ESTRO 2024 - Abstract Book
S2231
Clinical - Upper GI
ESTRO 2024
1 Seoul National University College of Medicine, Radiation Oncology, Seoul, Korea, Republic of. 2 Ewha Womans University College of Medicine, Radiation Oncology, Seoul, Korea, Republic of. 3 Seoul National University College of Medicine, Surgery, Seoul, Korea, Republic of. 4 Seoul National University College of Medicine, Internal Medicine, Seoul, Korea, Republic of. 5 Seoul National University College of Medicine, Pathology, Seoul, Korea, Republic of
Purpose/Objective:
The role and indication of adjuvant therapy in perihilar cholangiocarcinoma remain controversial. This study aims to evaluate the effect of adjuvant therapy and predict the prognosis of perihilar cholangiocarcinoma using a nomogram.
Material/Methods:
We retrospectively reviewed 176 perihilar cholangiocarcinoma patients who underwent curative resection between January 2000 and December 2022. We assessed clinicopathological and treatment factors associated with overall survival (OS), disease-free survival (DFS), locoregional recurrence-free survival (LRRFS), and distant metastasis-free survival (DMFS) using the Kaplan-Meier method.
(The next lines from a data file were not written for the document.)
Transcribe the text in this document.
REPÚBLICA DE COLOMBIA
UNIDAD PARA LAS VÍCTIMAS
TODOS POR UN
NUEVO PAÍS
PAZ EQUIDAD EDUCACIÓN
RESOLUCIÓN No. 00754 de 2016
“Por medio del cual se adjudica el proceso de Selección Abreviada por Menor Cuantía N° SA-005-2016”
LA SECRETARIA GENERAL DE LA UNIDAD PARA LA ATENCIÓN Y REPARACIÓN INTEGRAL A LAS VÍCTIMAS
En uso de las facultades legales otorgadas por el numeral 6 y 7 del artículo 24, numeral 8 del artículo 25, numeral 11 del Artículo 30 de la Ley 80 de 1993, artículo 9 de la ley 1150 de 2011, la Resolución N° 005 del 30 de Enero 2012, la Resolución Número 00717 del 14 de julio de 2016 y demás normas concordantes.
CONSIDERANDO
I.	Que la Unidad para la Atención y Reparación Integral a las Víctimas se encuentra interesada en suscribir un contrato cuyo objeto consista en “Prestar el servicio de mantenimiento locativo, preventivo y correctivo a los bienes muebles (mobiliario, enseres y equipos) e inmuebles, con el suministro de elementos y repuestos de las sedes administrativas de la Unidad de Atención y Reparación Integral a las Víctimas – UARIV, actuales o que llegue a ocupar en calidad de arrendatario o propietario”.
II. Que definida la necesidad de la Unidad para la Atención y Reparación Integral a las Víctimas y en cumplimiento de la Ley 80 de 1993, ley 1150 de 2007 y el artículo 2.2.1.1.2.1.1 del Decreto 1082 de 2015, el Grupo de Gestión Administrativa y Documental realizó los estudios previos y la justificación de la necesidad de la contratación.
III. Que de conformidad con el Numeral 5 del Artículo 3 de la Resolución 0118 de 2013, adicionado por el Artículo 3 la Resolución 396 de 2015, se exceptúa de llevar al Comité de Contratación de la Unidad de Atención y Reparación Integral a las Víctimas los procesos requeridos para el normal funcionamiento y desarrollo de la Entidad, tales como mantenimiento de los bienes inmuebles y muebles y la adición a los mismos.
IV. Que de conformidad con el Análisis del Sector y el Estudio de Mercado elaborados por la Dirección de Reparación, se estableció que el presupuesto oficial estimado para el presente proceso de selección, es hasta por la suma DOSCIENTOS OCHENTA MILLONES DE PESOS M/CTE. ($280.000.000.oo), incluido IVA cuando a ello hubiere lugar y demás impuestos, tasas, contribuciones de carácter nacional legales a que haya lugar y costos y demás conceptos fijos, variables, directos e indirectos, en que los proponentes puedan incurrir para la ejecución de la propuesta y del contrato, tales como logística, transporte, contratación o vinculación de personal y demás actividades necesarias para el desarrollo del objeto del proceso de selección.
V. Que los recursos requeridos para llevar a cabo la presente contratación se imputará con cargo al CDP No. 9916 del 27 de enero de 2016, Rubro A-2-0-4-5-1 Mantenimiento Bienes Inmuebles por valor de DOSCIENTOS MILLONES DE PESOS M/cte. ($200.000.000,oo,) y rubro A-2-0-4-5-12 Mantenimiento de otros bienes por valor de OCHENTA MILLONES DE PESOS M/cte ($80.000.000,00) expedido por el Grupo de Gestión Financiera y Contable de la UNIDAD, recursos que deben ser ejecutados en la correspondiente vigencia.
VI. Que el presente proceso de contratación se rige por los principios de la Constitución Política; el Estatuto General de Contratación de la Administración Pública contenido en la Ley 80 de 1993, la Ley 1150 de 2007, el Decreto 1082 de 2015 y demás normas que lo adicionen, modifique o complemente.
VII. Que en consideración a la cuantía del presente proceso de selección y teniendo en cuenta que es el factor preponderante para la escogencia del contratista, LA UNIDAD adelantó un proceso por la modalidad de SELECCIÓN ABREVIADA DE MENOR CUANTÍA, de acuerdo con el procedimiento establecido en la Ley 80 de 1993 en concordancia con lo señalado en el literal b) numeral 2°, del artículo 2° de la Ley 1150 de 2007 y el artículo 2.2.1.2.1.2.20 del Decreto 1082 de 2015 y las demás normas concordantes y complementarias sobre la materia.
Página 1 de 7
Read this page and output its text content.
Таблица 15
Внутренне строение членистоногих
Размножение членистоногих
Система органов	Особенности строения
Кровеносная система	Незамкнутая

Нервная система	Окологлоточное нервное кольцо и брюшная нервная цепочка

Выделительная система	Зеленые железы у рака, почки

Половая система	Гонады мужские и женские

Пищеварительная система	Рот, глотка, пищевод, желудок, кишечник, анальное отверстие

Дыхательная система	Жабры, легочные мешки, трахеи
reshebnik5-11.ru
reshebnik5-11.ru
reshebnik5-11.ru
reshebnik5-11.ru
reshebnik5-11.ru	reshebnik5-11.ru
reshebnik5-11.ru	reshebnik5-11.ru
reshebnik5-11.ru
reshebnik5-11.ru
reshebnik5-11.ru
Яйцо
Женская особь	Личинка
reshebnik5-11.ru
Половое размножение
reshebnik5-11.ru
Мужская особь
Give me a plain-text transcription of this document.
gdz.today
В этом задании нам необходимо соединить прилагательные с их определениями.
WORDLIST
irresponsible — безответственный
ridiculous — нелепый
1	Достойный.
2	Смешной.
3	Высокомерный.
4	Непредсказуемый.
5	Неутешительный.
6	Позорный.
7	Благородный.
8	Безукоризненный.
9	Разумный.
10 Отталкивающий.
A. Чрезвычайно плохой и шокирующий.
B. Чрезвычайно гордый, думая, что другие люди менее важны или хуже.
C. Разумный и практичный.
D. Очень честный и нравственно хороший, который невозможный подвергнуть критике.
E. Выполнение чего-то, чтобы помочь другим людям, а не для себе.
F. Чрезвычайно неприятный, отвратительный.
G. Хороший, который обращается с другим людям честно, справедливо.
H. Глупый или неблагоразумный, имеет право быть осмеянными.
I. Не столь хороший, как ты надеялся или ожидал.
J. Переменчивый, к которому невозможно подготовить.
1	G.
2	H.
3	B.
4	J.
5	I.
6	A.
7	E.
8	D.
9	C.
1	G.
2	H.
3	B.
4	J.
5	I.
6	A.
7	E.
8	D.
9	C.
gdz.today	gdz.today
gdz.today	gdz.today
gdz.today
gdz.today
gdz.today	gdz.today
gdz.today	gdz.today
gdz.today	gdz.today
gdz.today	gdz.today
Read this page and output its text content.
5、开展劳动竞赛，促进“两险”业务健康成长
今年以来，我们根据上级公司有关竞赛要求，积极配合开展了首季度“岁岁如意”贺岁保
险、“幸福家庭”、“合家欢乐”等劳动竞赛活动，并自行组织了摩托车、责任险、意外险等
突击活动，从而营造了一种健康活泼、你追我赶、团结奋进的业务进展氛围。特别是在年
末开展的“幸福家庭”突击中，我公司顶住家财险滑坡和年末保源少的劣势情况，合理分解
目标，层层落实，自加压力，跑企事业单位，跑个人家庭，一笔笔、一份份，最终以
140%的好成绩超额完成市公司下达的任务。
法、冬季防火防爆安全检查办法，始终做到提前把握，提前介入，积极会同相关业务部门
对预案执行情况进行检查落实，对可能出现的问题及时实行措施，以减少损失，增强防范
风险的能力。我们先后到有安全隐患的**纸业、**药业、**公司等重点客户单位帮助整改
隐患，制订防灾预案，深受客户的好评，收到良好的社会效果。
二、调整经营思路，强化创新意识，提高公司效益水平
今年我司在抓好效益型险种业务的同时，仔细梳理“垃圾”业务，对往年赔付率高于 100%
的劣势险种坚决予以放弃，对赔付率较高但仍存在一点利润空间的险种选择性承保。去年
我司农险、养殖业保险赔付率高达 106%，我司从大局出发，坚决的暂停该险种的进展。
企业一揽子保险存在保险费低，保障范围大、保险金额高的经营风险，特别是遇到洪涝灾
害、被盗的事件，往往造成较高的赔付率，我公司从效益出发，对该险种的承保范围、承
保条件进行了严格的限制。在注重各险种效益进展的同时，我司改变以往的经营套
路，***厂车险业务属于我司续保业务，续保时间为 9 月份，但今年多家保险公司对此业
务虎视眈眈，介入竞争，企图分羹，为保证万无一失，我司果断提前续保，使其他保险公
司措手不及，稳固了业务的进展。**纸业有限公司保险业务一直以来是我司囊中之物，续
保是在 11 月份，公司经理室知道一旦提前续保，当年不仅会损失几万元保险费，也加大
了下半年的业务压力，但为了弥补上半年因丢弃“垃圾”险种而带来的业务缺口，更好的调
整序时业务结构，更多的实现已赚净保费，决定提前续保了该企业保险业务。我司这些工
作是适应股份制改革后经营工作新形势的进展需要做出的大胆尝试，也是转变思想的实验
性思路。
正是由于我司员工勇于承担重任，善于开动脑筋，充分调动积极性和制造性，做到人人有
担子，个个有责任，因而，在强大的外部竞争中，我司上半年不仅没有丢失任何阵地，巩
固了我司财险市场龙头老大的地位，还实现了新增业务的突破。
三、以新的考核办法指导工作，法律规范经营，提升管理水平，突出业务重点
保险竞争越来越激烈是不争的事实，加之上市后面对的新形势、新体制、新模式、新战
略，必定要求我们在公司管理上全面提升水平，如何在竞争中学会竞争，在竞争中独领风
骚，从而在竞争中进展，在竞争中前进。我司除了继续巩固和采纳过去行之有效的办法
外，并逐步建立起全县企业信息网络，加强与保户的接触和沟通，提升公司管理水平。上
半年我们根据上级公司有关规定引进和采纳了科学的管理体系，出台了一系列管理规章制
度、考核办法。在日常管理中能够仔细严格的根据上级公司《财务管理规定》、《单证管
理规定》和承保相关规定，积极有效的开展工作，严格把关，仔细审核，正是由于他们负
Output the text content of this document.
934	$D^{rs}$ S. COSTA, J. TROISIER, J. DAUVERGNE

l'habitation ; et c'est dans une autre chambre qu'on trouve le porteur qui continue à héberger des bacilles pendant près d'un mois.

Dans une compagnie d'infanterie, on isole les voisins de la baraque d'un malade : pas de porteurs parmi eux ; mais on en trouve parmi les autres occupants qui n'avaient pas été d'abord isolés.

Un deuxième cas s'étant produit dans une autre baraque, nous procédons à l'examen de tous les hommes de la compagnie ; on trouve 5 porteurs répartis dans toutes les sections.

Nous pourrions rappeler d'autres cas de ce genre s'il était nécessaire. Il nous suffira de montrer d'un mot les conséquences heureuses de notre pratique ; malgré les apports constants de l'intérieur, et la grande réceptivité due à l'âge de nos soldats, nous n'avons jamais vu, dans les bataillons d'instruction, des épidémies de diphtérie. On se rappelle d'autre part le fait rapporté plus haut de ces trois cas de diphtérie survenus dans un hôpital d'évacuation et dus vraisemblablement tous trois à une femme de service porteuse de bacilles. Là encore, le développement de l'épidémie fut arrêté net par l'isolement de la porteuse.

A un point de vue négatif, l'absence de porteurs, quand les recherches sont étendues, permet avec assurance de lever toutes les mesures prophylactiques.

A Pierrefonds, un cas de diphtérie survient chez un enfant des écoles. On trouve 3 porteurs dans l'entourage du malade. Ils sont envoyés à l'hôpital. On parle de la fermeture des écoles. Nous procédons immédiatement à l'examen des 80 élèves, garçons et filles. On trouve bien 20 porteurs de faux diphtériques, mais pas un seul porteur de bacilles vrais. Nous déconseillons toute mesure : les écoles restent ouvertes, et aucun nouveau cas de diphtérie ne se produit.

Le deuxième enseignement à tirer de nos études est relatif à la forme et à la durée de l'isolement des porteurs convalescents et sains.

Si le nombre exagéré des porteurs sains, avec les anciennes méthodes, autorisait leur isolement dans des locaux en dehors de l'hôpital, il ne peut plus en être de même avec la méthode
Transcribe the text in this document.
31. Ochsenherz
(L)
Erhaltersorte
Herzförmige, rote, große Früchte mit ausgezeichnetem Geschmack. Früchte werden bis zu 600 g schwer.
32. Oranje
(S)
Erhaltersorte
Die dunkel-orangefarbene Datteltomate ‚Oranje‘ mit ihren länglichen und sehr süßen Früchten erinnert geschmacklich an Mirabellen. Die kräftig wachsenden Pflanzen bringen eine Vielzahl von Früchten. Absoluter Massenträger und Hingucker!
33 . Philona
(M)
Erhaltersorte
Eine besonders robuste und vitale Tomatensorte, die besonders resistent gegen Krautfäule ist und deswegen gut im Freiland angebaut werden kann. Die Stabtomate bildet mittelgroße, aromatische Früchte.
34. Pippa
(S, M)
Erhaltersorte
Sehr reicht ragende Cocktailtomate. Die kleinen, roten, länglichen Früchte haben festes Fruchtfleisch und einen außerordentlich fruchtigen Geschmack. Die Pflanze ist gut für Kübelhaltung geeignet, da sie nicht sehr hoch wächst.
Resection margin status was classified as clear, close and involved for both longitudinal and circumferential margins.
Results:
The median follow-up period was 26.1 months (range: 0.7 - 264.8 months). Among all patients, 62.5% (n = 110) received adjuvant concurrent chemoradiotherapy (CCRT), while the remainder received adjuvant radiotherapy/chemotherapy alone (n = 18) or no adjuvant therapy (n = 48). Preoperative bile duct drainage significantly improved ALBI (Albumin-Bilirubin) grade (p < 0.001). The clearance cut-off value for resection margin was 0.09 cm for both longitudinal and circumferential margins. In 40.3% of cases (n = 71), the resection margin was involved with invasive cancer. Among the uninvolved 105 resection margins, 27.8% (n = 49) were close and 31.8% (n = 56) were clear. Nodal involvement was identified in 28.4% (n = 50). The 3-year OS, DFS, LRRFS, and DMFS were 44.1%, 38.2%, 43.5%, and 65.6%, respectively. Radiotherapy improved LRRFS in a subgroup of patients with at least one risk factor, which included advanced T stage, nodal involvement and close/involved resection margin (p = 0.025). Multivariate analysis revealed that a high ALBI grade (HR, 1.93; 95% CI 1.11-3.33; p = 0.019) and close/involved resection margin (HR, 1.90; 95% CI 1.10-3.29; p = 0.021) were poor prognostic factors, while a higher radiotherapy dose over 50 Gy EQD2 (HR, 0.54; 95% CI 0.30-0.96; p = 0.035) and adjuvant CCRT (HR, 0.38; 95% CI 0.15-0.93; p = 0.034) were associated with better OS. We propose a nomogram to predict prognosis based on the identified risk factors from the multivariate analysis.
Conclusion:
Adjuvant radiotherapy improved locoregional recurrence in high risk patients. This study developed a nomogram model to predict the prognosis of perihilar cholangiocarcinoma patients, incorporating prognostic factors for OS, including ALBI grade, resection margin status, radiotherapy dose exceeding 50 Gy EQD2 , and adjuvant CCRT.